One common characteristic of false confessions obtained this way is that the subjects seems to know "details that were not reported by the media". Obviously, during long discussions of the crime, which is part of technique, subjects figure things out. The interrogator will manage to let the subject know if some details he is providing are "wrong" so he can "correct" them. In known False Confession cases there is a pattern of subjects being " right" about details the interrogators knew but " wrong" about details
they didn't know.

Twenty five years ago, it seemed incredulous to jurors that anyone would confess to a crime they didn't commit. Today, it is a well understood problem.

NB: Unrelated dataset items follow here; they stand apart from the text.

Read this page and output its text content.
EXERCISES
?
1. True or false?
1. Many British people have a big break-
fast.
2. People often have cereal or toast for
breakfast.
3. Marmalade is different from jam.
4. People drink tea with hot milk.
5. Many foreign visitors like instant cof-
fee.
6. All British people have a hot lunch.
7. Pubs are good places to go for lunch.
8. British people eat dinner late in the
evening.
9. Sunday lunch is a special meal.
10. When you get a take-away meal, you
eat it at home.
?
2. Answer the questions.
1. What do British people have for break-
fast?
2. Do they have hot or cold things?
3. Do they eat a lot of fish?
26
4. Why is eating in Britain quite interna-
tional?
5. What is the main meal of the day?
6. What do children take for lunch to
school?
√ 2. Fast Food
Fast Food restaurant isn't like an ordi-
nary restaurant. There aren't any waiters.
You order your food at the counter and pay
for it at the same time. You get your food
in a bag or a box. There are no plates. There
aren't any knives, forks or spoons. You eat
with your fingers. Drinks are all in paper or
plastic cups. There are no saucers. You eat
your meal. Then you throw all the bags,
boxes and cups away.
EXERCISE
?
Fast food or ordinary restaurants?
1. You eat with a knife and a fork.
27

Akin to the false confession is the providing of false evidence or information against a third party. I wonder if Pierce volunteered the information that the gun he was carrying may have been used by someone else ( I think he fingered Welborn) due to the pressure of a Reid interrogation.
 
The creator of the Reid technique actually included a caveat to his method for police officers, warning them only to use it if they were convinced the suspect was guilty, because you will get a confession using this technique.

The problem of false confessions has been known about for centuries. Ironically it was the reason that eventually the revitalised Roman Inquisition stopped using torture or other high pressure interrogation methods in the 16th century.

The problem was also identified during interrogations during witch trials in some regions of Europe, in that interrogators came to realise that some women, especially older and poorer ones, often confessed to impossible things because of intimidation or simply believing themselves guilty of something or other and therefore deserving of punishment. It eventually led to cases being dismissed and the accused released. Inquisitor Salazar of the Spanish Inquisition (unexpectedly!) wrote about this at some length.